Please use this identifier to cite or link to this item: https://scholarbank.nus.edu.sg/handle/10635/170076
Title: THE POLITICS OF CARE IN A NURSING HOME FOR THE AGED SICK""
Authors: KIM-KYNA TAN KIM HWEE
Issue Date: 1995
Citation: KIM-KYNA TAN KIM HWEE (1995). THE POLITICS OF CARE IN A NURSING HOME FOR THE AGED SICK"". ScholarBank@NUS Repository.
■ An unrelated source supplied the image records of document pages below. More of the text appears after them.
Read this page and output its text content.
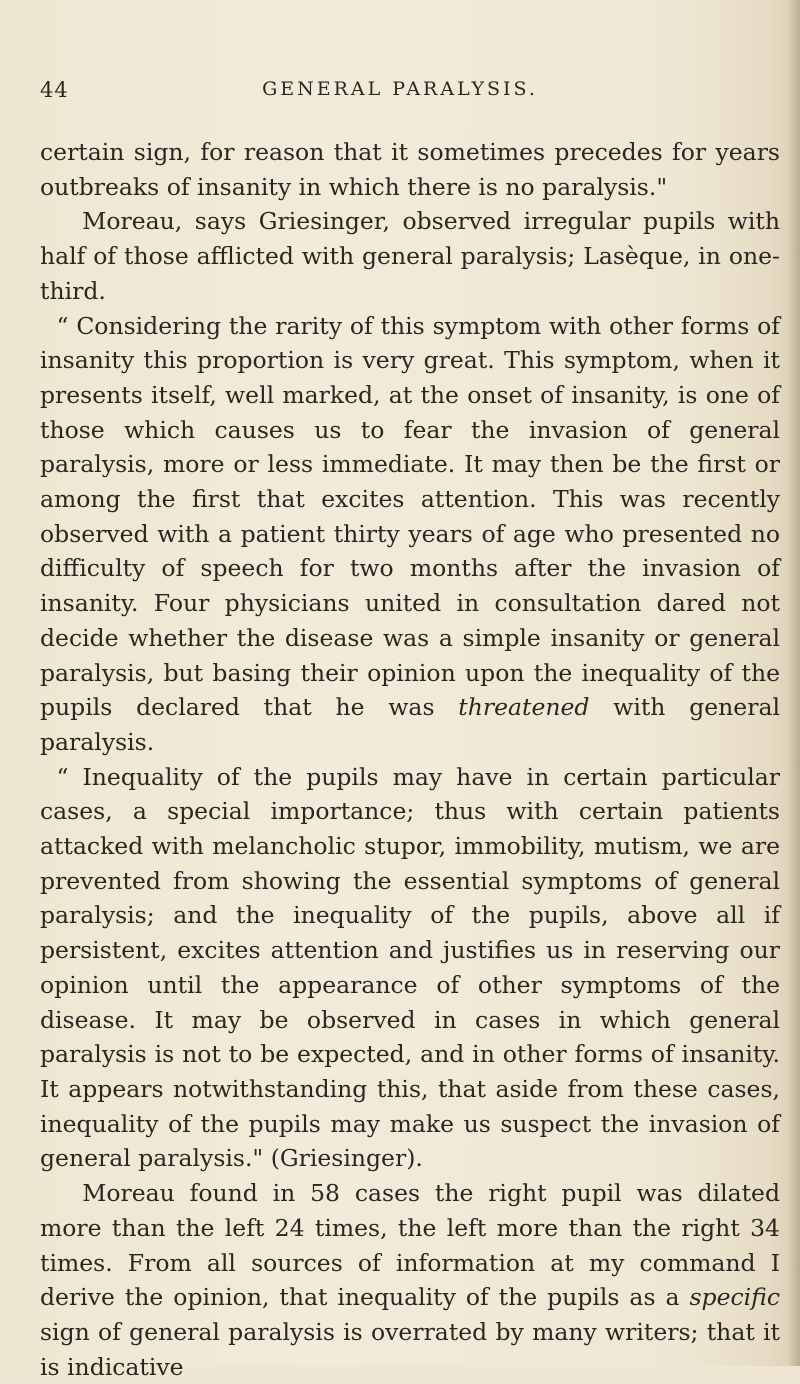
44	GENERAL PARALYSIS.

certain sign, for reason that it sometimes precedes for years outbreaks of insanity in which there is no paralysis."

Moreau, says Griesinger, observed irregular pupils with half of those afflicted with general paralysis; Lasèque, in one-third.

“ Considering the rarity of this symptom with other forms of insanity this proportion is very great. This symptom, when it presents itself, well marked, at the onset of insanity, is one of those which causes us to fear the invasion of general paralysis, more or less immediate. It may then be the first or among the first that excites attention. This was recently observed with a patient thirty years of age who presented no difficulty of speech for two months after the invasion of insanity. Four physicians united in consultation dared not decide whether the disease was a simple insanity or general paralysis, but basing their opinion upon the inequality of the pupils declared that he was threatened with general paralysis.

“ Inequality of the pupils may have in certain particular cases, a special importance; thus with certain patients attacked with melancholic stupor, immobility, mutism, we are prevented from showing the essential symptoms of general paralysis; and the inequality of the pupils, above all if persistent, excites attention and justifies us in reserving our opinion until the appearance of other symptoms of the disease. It may be observed in cases in which general paralysis is not to be expected, and in other forms of insanity. It appears notwithstanding this, that aside from these cases, inequality of the pupils may make us suspect the invasion of general paralysis." (Griesinger).

Moreau found in 58 cases the right pupil was dilated more than the left 24 times, the left more than the right 34 times. From all sources of information at my command I derive the opinion, that inequality of the pupils as a specific sign of general paralysis is overrated by many writers; that it is indicative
Abstract: This Academic Exercise examines the politics of "care" in a nursing home for the "aged sick" in Singapore. My central aim is to examine how capitalist organizational models of medicine and health care bracket the individual resident as "dependent" and "helpless'' i.e. "aged sick" and subsume her or him under a rationalized and bureaucratic framework of operation which is closer to a form of incarceration, a "total institution", rather than any conventional notion of "care". I argue that it is precisely this organizational and meaningful model of health care that constitutes and reproduces these notions of "aged', "aged sick", "helpless", etc. This pervasive system of meanings extends to and influences the social actors within the home - staff and residents. In examining this process, a three-pronged research strategy combining in-depth interviews or informal guided conversations with residents, administrators and nursing staff; participant observation in the routines of the home; and analysis of archival data such as medical documents was adopted during the course of five months' intensive fieldwork in the nursing home. The spatial and temporal organization of life in the nursing home is documented. In particular, the imposition of a time-table of structured activities and the use of tranquilizing medicines as forms of social control in managing "deviance" and "normality" among the resident population was discussed, with a special focus on the biomedicalization of senile dementia. The overall result is a situation whereby inmates with disparate and unique physiological, organic and psychological care needs are construed as undifferentiated exemplars of "sick", "mentally ill", and "deviant” , thereby being constantly and uniformly treated with tranquilizing medications. This medicalization of deviance is also assessed for its effects on the quality of residents' lives. The disparate ways in which residents address this problem are examined in relation to a continuum ranging from fitting in or resignation/ "normal" to managing situational restraints with creativity or resistance/ "deviant".